Das vertraute Tuten, wenn sich die Ederberglandbahn vom Bahnhof über die Jahnstraße schiebt und dann an der Wehrweide vorbei und am Goßberg entlangfährt, das Hupen, das in Frankenberg bedeutet, dass nicht nur Sonntag, sondern auch Sommer ist - es ertönt nicht. Obwohl es das seit Karfreitag eigentlich sollte. Die Züge der Linie R42 aus dem Süden jedoch halten am Frankenberger Bahnhof - und machen dann kehrt, wie wochentags auch. Wer zum Edersee möchte, muss in den Bus umsteigen, gebenenfalls auch mit Fahrrad.

Gebaut wird auf der Strecke derzeit nicht: „Der Schienenersatzverkehr hat nichts mit der Reaktivierung der Bahnstrecke von Frankenberg nach Korbach zu tun“, bekräftigt Thomas Bischoff aus der Pressestelle der Deutschen Bahn in Frankfurt. Die Strecke kann theoretisch sofort befahren werden. Der Zwangs-Umstieg von der Bahn in den Bus hat vielmehr verwaltungsrechtliche Gründe.

Verfahren dauert länger

Für die Bahnstrecke von Frankenberg nach Herzhausen liegt nämlich nach Aussage von Bischoff derzeit gar keine Betriebsgenehmigung vor. Die muss jedes Jahr aufs Neue erteilt werden - in diesem Jahr dauert das ganz offensichtlich besonders lange. „Ich möchte keine Angaben machen, ab wann die Züge wie geplant fahren“, sagt Bischoff. Er hoffe auf eine kurzfristige Erteilung der entsprechenden Genehmigung. So lange fahren die Busse.

Zuständig für die Genehmigung der Strecke ist nach Angaben von Bischoff das Bundeseisenbahnvermögen - das eigentlich Pensionen der ehemaligen Bahn-Beamten sowie nicht bahnnotwendige Liegenschaften verwaltet. „Es gibt seit diesem Jahr ein geändertes Genehmigungsverfahren“, erklärt der Pressesprecher. Bei der Bahn habe niemand erwartet, dass das neue Verfahren so viel mehr Zeit beansprucht als üblich.

Deshalb wurden die Flyer schon frühzeitig gedruckt, die Werbekampagne angefahren, die das Angebot auch bis nach Gießen und darüber hinaus bekannt machen soll: „Auch etwa von Gießen aus ist Vöhl-Herzhausen mit nur einem Umstieg in Marburg in 1¾ Stunden erreichbar“, heißt es etwa - wann dem tatsächlich so ist, bleibt derweil noch offen.

Ersatz nach Fahrplan

„Natürlich hätte man den Antrag für die Strecke auch früher einreichen können“, räumt Bischoff ein. Doch man hätte sich nach den Erfahrungen der vergangenen Jahre gerichtet. „Wir haben alle erforderlichen Daten geliefert. Jetzt warten wir nur noch auf die Genehmigung“, erklärt er.

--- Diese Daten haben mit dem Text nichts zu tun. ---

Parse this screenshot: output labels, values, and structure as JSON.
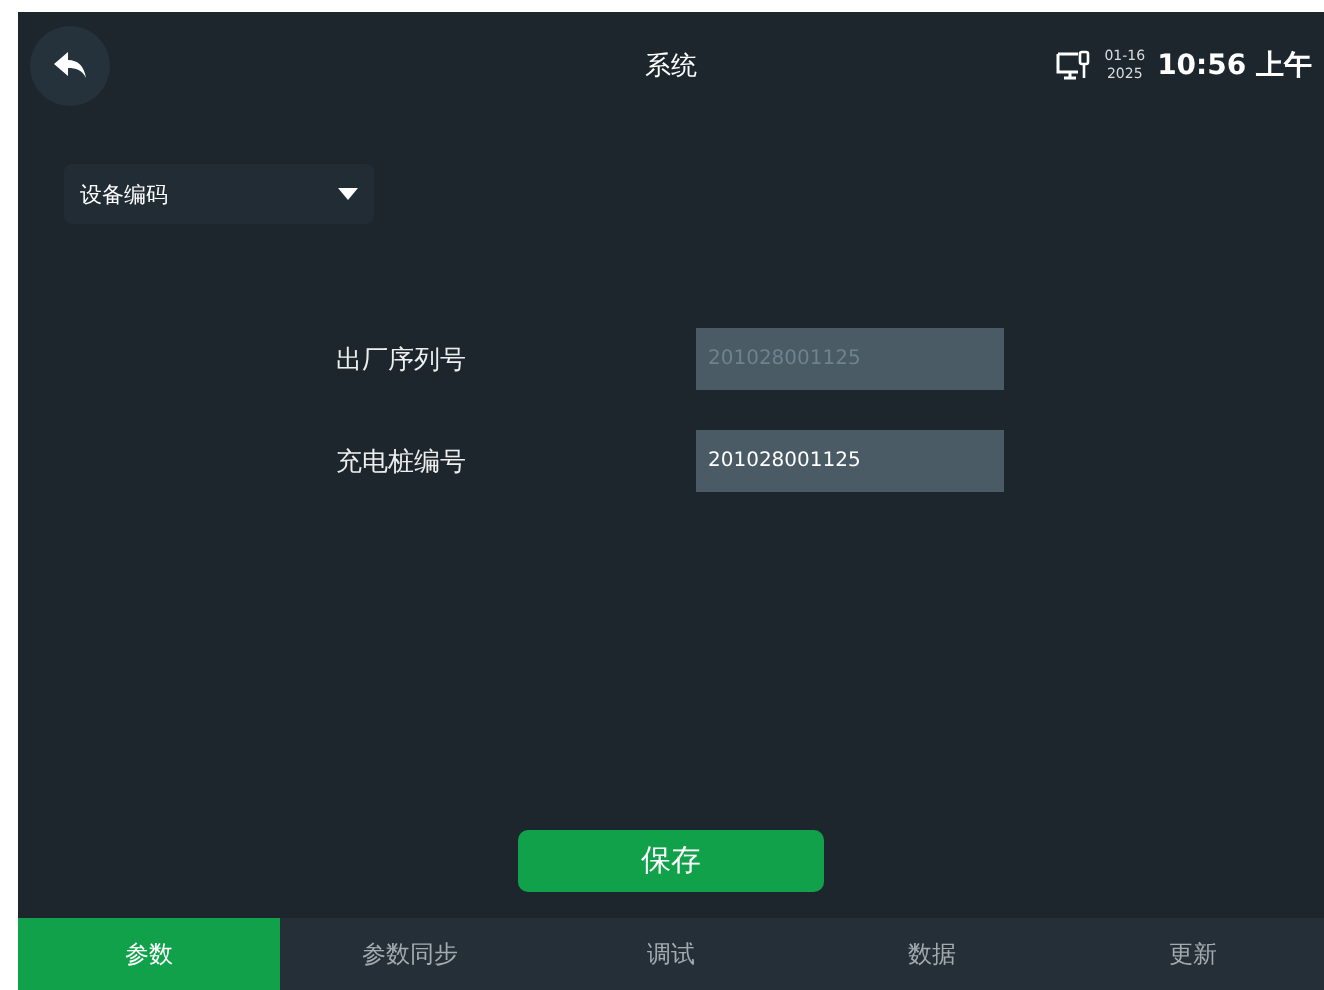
{
  "header": {
    "title": "系统",
    "date_month_day": "01-16",
    "date_year": "2025",
    "time": "10:56 上午"
  },
  "dropdown": {
    "value": "设备编码"
  },
  "fields": [
    {
      "label": "出厂序列号",
      "value": "201028001125",
      "disabled": true
    },
    {
      "label": "充电桩编号",
      "value": "201028001125",
      "disabled": false
    }
  ],
  "save_button": "保存",
  "tabs": [
    {
      "label": "参数",
      "selected": true
    },
    {
      "label": "参数同步",
      "selected": false
    },
    {
      "label": "调试",
      "selected": false
    },
    {
      "label": "数据",
      "selected": false
    },
    {
      "label": "更新",
      "selected": false
    }
  ]
}
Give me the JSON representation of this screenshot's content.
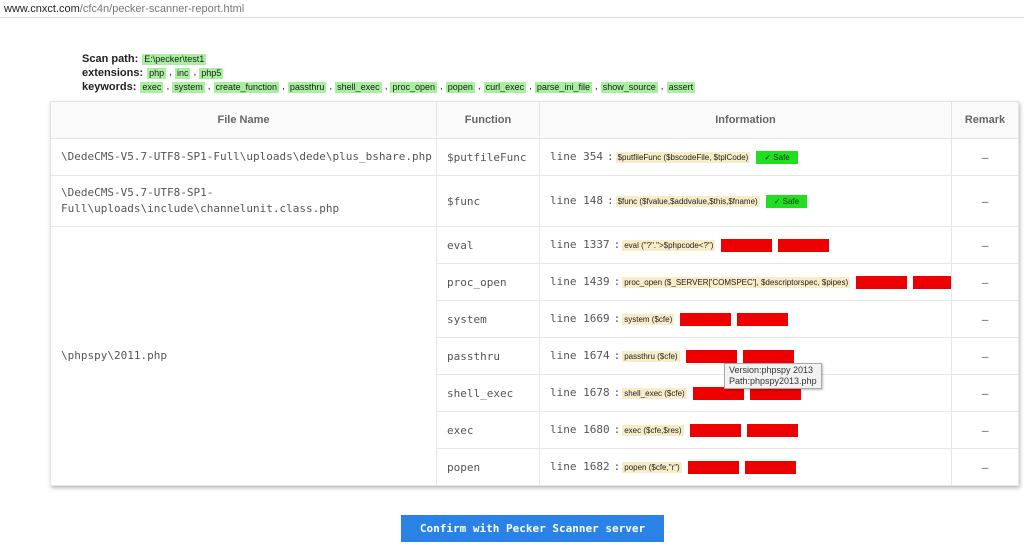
{
  "browser": {
    "url_domain": "www.cnxct.com",
    "url_path": "/cfc4n/pecker-scanner-report.html"
  },
  "meta": {
    "scan_path_label": "Scan path:",
    "scan_path": "E:\\pecker\\test1",
    "extensions_label": "extensions:",
    "extensions": [
      "php",
      "inc",
      "php5"
    ],
    "keywords_label": "keywords:",
    "keywords": [
      "exec",
      "system",
      "create_function",
      "passthru",
      "shell_exec",
      "proc_open",
      "popen",
      "curl_exec",
      "parse_ini_file",
      "show_source",
      "assert"
    ],
    "separator": ","
  },
  "table": {
    "headers": {
      "file": "File Name",
      "function": "Function",
      "information": "Information",
      "remark": "Remark"
    },
    "files": [
      {
        "name": "\\DedeCMS-V5.7-UTF8-SP1-Full\\uploads\\dede\\plus_bshare.php",
        "rows": [
          {
            "function": "$putfileFunc",
            "line": "line 354",
            "code": "$putfileFunc ($bscodeFile, $tplCode)",
            "status": "safe",
            "badge": "✓ Safe",
            "remark": "—"
          }
        ]
      },
      {
        "name": "\\DedeCMS-V5.7-UTF8-SP1-Full\\uploads\\include\\channelunit.class.php",
        "rows": [
          {
            "function": "$func",
            "line": "line 148",
            "code": "$func ($fvalue,$addvalue,$this,$fname)",
            "status": "safe",
            "badge": "✓ Safe",
            "remark": "—"
          }
        ]
      },
      {
        "name": "\\phpspy\\2011.php",
        "rows": [
          {
            "function": "eval",
            "line": "line 1337",
            "code": "eval (\"?\".\">$phpcode<?\")",
            "status": "danger",
            "remark": "—"
          },
          {
            "function": "proc_open",
            "line": "line 1439",
            "code": "proc_open ($_SERVER['COMSPEC'], $descriptorspec, $pipes)",
            "status": "danger",
            "remark": "—"
          },
          {
            "function": "system",
            "line": "line 1669",
            "code": "system ($cfe)",
            "status": "danger",
            "remark": "—"
          },
          {
            "function": "passthru",
            "line": "line 1674",
            "code": "passthru ($cfe)",
            "status": "danger",
            "remark": "—"
          },
          {
            "function": "shell_exec",
            "line": "line 1678",
            "code": "shell_exec ($cfe)",
            "status": "danger",
            "remark": "—"
          },
          {
            "function": "exec",
            "line": "line 1680",
            "code": "exec ($cfe,$res)",
            "status": "danger",
            "remark": "—"
          },
          {
            "function": "popen",
            "line": "line 1682",
            "code": "popen ($cfe,\"r\")",
            "status": "danger",
            "remark": "—"
          }
        ]
      }
    ]
  },
  "tooltip": {
    "version": "Version:phpspy 2013",
    "path": "Path:phpspy2013.php"
  },
  "confirm_label": "Confirm with Pecker Scanner server",
  "colors": {
    "safe": "#22dd22",
    "danger": "#ee0000",
    "code_bg": "#f7ecc8",
    "tag_bg": "#a8f0a0",
    "button": "#2b82e6"
  }
}
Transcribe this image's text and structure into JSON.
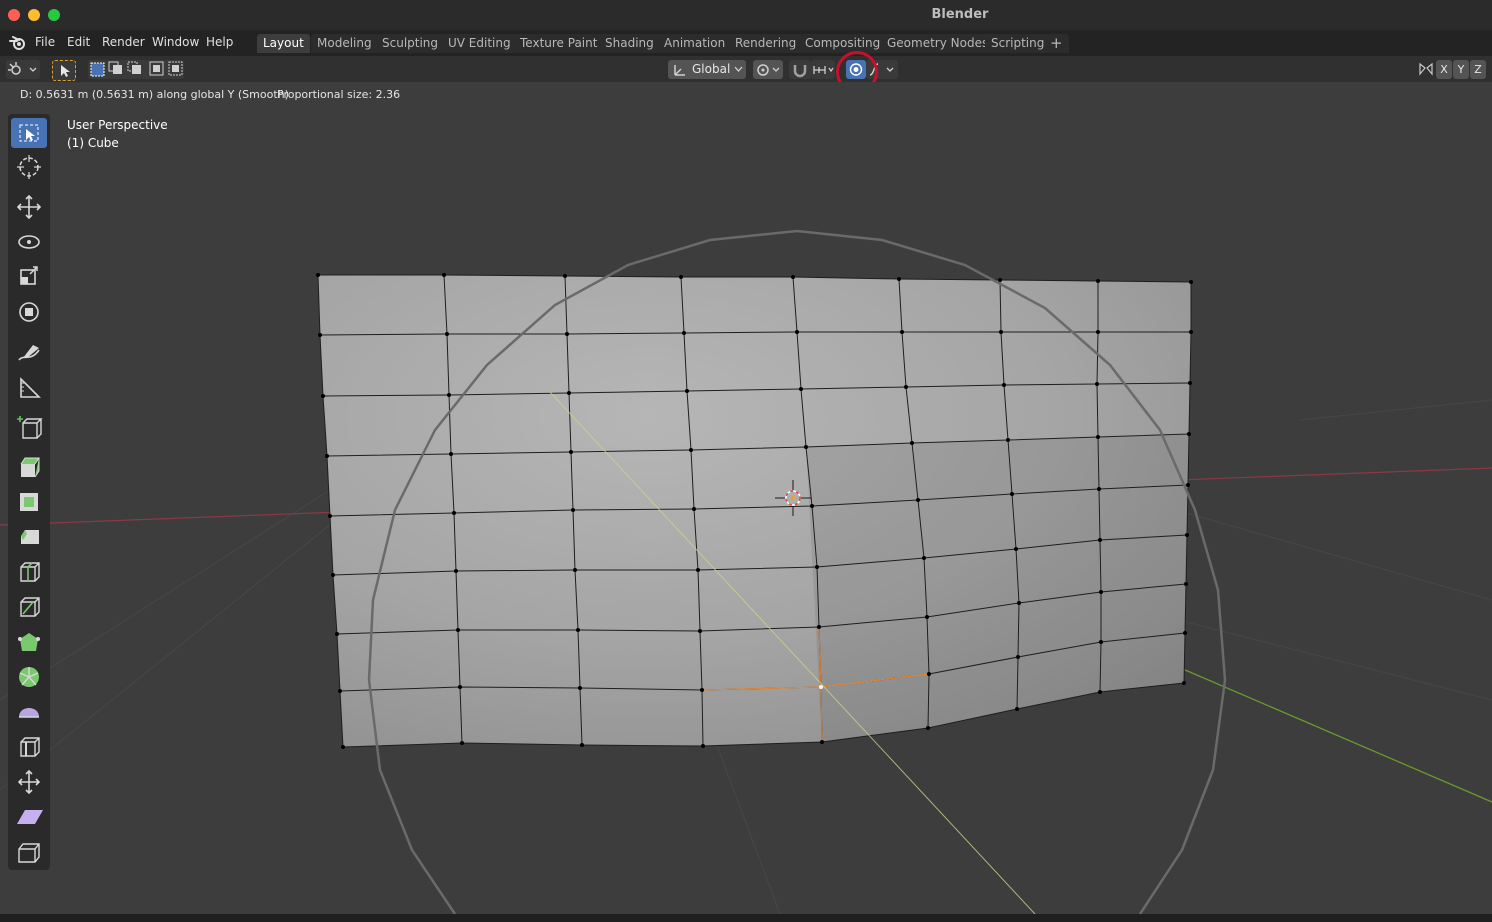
{
  "window": {
    "title": "Blender"
  },
  "menu": {
    "items": [
      "File",
      "Edit",
      "Render",
      "Window",
      "Help"
    ]
  },
  "workspaces": {
    "tabs": [
      "Layout",
      "Modeling",
      "Sculpting",
      "UV Editing",
      "Texture Paint",
      "Shading",
      "Animation",
      "Rendering",
      "Compositing",
      "Geometry Nodes",
      "Scripting"
    ],
    "active": "Layout",
    "add_label": "+"
  },
  "header": {
    "transform_orientation": "Global",
    "axis_x": "X",
    "axis_y": "Y",
    "axis_z": "Z",
    "proportional_editing_enabled": true
  },
  "status": {
    "operation": "D: 0.5631 m (0.5631 m) along global Y (Smooth)",
    "proportional_size": "Proportional size: 2.36"
  },
  "viewport": {
    "perspective_label": "User Perspective",
    "object_label": "(1) Cube"
  },
  "tools": [
    {
      "name": "select-box",
      "active": true
    },
    {
      "name": "cursor"
    },
    {
      "name": "move"
    },
    {
      "name": "rotate"
    },
    {
      "name": "scale"
    },
    {
      "name": "transform"
    },
    {
      "name": "annotate"
    },
    {
      "name": "measure"
    },
    {
      "name": "add-cube"
    },
    {
      "name": "extrude-region"
    },
    {
      "name": "inset-faces"
    },
    {
      "name": "bevel"
    },
    {
      "name": "loop-cut"
    },
    {
      "name": "knife"
    },
    {
      "name": "poly-build"
    },
    {
      "name": "spin"
    },
    {
      "name": "smooth"
    },
    {
      "name": "edge-slide"
    },
    {
      "name": "shrink-fatten"
    },
    {
      "name": "shear"
    },
    {
      "name": "rip-region"
    }
  ],
  "colors": {
    "x_axis": "#8a3a44",
    "y_axis": "#6a9a2a",
    "highlight_circle": "#c8102e",
    "active_tool": "#4772b3",
    "mesh_face": "#a8a8a8"
  }
}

Den Schienenersatzverkehr wenigstens haben die Planer der Bahn eng an den eigentlich gültigen Bahn-Fahrplan angelehnt: Die Busse fahren in Frankenberg fünf Minuten nach Ankunft der Züge aus Marburg ab - und sie warten, wenn diese Verspätung haben. Haltestellen sind „Viermünden, Mitte“, der Bahnhof von Ederbringhausen, die Bushaltestelle an der Bundesstraße in Schmittlotheim und schließlich der Herzhäuser Bahnhof. Dort fahren die Busse dann - alle zwei Stunden - zu den vorgesehenen Zug-Abfahrtszeiten los und sind nach einer knappen halben Stunde wieder am Frankenberger Bahnhof.

Bleibt bis zur Genehmigung nur ein Problem: In den ersatzweise eingesetzten Bussen ist deutlich weniger Platz als in der Ederberglandbahn - und Sonntag soll der erste Tag des Frühjahrs werden, an dem auch ein paar Marburger über einen Ausflug an den schönen Edersee nachdenken könnten.